Metal cutting can be accomplished in two distinct ways: fusion cutting and sublimation cutting. The vast majority of metals profiling, such as operates daily at hundreds of laser jobshops relies upon the former approach:
The laser head contains not only a lens to focus the beam onto the workpiece but also a nozzle which directs high pressure gas at the focus. After initial material piercing of the sheet or tube metal, the laser melts the material (up to 30mm of mild steel for example) all the way through the thickness and the gas blows the material away, leaving a ‘kerf’ or cut region.
The gas is selected to meet the needs of the process; for example an inert gas such as Nitrogen will produce a relatively clean, unoxidised finish on steels, whereas Titanium will require Argon. An extension of fusion cutting is exothermic cutting which uses oxygen as the process gas. This cut method generates additional heat via the oxidation process that results, thereby permitting faster cut rates.
Plastics, ceramics, wood and leather are normally cut by sublimating or vapourising material away from the kerf and do not rely upon a process gas other than to reduce oxidation and protect optics. Such cutting can be effected using galvo-steered optics (see Laser Marking section for schematic) as well as fixed optic heads.
In all but the thinnest or most easily cut materials sublimation cutting may achieve separation by repeated passes – erosion cutting. This method can also be used to cut metals and is particularly useful if grooves, rather than full body cuts are required. By extension, depth control of such surface profiling can be used to patter or texture material surfaces – see applications section on Laser Structuring.
Laser cutting commonly utilises CO2, Nd:YAG and fibre lasers, variously in continuous wave, pulsed or modulated outputs.

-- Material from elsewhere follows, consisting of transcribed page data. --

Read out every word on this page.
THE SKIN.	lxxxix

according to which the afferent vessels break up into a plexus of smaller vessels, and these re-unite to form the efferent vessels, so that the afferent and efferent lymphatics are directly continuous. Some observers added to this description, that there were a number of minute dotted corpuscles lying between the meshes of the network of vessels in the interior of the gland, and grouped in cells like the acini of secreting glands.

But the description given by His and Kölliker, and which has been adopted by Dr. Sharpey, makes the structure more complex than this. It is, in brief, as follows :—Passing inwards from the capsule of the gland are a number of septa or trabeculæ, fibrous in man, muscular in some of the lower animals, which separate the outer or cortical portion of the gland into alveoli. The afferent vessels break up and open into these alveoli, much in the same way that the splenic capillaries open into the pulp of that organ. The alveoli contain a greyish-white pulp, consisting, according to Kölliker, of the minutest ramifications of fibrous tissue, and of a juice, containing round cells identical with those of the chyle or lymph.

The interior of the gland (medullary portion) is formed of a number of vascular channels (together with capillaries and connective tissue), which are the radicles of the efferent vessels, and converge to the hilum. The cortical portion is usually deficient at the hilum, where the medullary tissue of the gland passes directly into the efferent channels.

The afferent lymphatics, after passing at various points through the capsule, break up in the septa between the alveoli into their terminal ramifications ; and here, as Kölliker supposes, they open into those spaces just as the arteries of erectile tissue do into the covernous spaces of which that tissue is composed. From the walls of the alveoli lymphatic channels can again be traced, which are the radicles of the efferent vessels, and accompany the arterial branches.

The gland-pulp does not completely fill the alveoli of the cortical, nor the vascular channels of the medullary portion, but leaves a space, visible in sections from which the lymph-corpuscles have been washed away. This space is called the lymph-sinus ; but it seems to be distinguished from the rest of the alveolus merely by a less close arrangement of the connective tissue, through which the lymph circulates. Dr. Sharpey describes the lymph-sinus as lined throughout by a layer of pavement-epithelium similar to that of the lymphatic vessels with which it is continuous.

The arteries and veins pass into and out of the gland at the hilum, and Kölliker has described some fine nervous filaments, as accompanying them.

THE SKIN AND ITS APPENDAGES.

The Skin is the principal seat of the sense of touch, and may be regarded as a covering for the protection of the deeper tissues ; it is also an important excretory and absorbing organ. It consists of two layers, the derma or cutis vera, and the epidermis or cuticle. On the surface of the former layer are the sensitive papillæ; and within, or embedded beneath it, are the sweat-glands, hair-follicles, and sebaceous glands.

All will leave evidence of the thermal process to some degree in the form of a heat affected zone.
Two other families of industrial lasers are able to cut or surface profile many materials with far less thermal impact: short wavelength and short pulse duration laser sources. Examples of these lasers could include frequency tripled (355nm) versions of Q-switched Nd:YAG (1064nm) lasers and pico or femtosecond (ps or fs) laser sources. These sources are far more expensive than ‘traditional’ cutting lasers and are likely to achieve much slower cutting, but there may be niches where these trade-offs with edge quality become worth it.
Lasers operated in the UV region of the spectrum are sometimes able to achieve ‘cold’ cutting with less thermal damage when cutting organic materials by virtue of the fact that some discrete polymer bond energies are low enough to be broken with a single, high energy UV photon. This event results in most of the heat applied by the photon being taken away from the kerf in the form of the heat of vapourisation of the material.
By contrast, lasers operating in the infrared region of the spectrum (10.6µm for CO2, 1.064µm for Nd:YAG) tend to rely on an accumulation of photons to be able to break such bonds, necessarily resulting in a period of time for heat conduction away from the cut area, resulting in a heat-affected zone.
Picosecond and to a greater extent, femtosecond lasers have such short pulse durations that they deliver sufficient numbers of photons, even at infrared energies, to vapourise most materials, within a timeframe which is shorter than typical structural vibration cycles within metal crystals or amorphous organics. This means that one can imagine the receiving structure (the material to be cut) as simply having insufficient time to transfer the heat (in the form of structural vibrations) to adjacent atoms or molecules before it is ejected from the structure by vapourisation.